Let us consider a DP (Dynamic Programming) where we define \(\text{dp}[i][j]:=(\)the number of partitions of \(A'=(A_1,A_2,\ldots,A_i)\) into \(j\) non-empty contiguous subsequences\()\).

The transitions are as follows:

• \(\text{dp}[i][j]:=(\) The sum of \(\text{dp}[k][j-1]\) for all \(k \lt i\) such that \(\sum_{l=k+1}^{i}A_l\) is a multiple of \(j)\).

The transitions above can be represented by an array \(\text{sum}\) such that \(\text{sum}[0]=0,\text{sum}[i]=\text{sum}[i-1]+A_i\):

• \(\text{dp}[i][j]:=(\) The sum of \(\text{dp}[k][j-1]\) for all \(k \lt i\) such that \(\text{sum}[i]-\text{sum}[k]\) is a multiple of \(j)\).

Such a DP costs a total of \(O(N^3)\) computations since each transition takes \(O(N)\) time, which does not fit in the time limit.

However, we have the fact that “\(\text{sum}[i]-\text{sum}[k]\) is divisible by \(j\)” if and only if “the remainder of \(\text{sum}[i]\) by \(j\) and that of \(\text{sum}[k]\) by \(j\) are equal.” What if we memorize for each \(i,j\ (0 \leq j \lt i \leq N)\) “the sum of \(\text{dp}[k][i-1]\) for all \(k\) such that the remainder of \(\text{sum}[k]\) by \(i\) is \(j\)?”

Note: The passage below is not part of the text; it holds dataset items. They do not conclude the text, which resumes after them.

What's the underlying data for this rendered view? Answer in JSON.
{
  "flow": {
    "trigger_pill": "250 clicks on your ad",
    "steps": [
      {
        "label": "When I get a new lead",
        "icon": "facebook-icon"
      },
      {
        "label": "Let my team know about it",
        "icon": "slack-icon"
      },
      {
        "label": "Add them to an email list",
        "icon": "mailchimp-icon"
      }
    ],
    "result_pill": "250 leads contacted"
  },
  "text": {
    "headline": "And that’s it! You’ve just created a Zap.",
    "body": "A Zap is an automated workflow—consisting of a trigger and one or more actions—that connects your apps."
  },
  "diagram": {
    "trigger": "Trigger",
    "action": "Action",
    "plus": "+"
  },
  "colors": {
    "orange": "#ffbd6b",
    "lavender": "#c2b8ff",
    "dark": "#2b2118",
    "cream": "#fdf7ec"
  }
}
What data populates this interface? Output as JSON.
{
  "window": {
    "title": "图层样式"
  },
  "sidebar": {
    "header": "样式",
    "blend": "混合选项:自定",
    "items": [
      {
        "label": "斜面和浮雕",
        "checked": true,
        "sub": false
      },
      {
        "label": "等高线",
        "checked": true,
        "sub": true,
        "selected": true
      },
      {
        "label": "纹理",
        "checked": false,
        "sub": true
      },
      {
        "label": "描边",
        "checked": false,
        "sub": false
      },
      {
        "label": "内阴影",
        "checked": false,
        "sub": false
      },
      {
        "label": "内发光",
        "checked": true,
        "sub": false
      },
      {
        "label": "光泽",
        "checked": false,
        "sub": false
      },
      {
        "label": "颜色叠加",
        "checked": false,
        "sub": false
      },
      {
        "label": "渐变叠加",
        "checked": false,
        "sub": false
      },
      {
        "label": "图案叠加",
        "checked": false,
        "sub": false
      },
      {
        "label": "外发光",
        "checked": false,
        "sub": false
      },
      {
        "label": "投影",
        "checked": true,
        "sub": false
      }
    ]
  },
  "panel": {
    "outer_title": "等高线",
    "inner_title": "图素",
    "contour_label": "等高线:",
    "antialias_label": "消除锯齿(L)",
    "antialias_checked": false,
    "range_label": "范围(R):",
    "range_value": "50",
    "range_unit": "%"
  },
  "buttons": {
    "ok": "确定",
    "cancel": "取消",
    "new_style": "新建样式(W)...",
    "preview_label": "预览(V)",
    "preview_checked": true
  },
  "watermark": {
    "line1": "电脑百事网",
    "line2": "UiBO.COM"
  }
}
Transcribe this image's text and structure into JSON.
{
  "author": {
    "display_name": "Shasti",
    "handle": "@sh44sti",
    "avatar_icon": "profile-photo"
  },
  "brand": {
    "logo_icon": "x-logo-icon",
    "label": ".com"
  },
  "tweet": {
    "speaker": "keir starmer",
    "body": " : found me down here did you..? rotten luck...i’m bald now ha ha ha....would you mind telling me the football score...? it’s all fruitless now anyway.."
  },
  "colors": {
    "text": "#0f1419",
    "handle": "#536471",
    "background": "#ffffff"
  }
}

Now each transition costs only \(O(1)\) time, so that the total time complexity becomes \(O(N^2)\), which fits in the time limit.

Sample code (Python)

N = int(input())
A = list(map(int,input().split()))
sum_ = [0]*(N+1)
for i in range(N):
    sum_[i+1] = sum_[i]+A[i]
mem = [[0]*(N+1) for i in range(N+1)]
dp = [[0]*(N+1) for i in range(N+1)]
mem[1][0] = dp[0][0] = 1
mod = int(1e9+7)
for i in range(N):
    for j in range(1,N+1):
        dp[i+1][j] = mem[j][sum_[i+1]%j]
    for j in range(2,N+1):
        mem[j][sum_[i+1]%j] += dp[i+1][j-1]
        mem[j][sum_[i+1]%j] %= mod
ans = sum(dp[N])%mod
print(ans)

One can reuse the DP array as follows.

Sample code (C++)

#include<bits/stdc++.h>
using namespace std;

using ll = long long;
const int mod = 1e9+7;

int main(){
    int N; cin >> N;
    vector<ll> A(N), sum(N+1);
    for(int i=0; i<N; i++){
        cin >> A[i];
        sum[i+1] = sum[i]+A[i];
    }
    vector<vector<int>> dp(N+2,vector<int>(N+2));
    dp[1][0]++;
    int ans = 0;
    for(int i=0; i<N; i++){
        for(int j=N; 1<=j; j--){
            dp[j+1][sum[i+1]%(j+1)] += dp[j][sum[i+1]%j];
            dp[j+1][sum[i+1]%(j+1)] %= mod;
            if(i == N-1){
                ans += dp[j][sum[i+1]%j];
                ans %= mod;
            }
        }   
    }
    cout << ans << endl;
}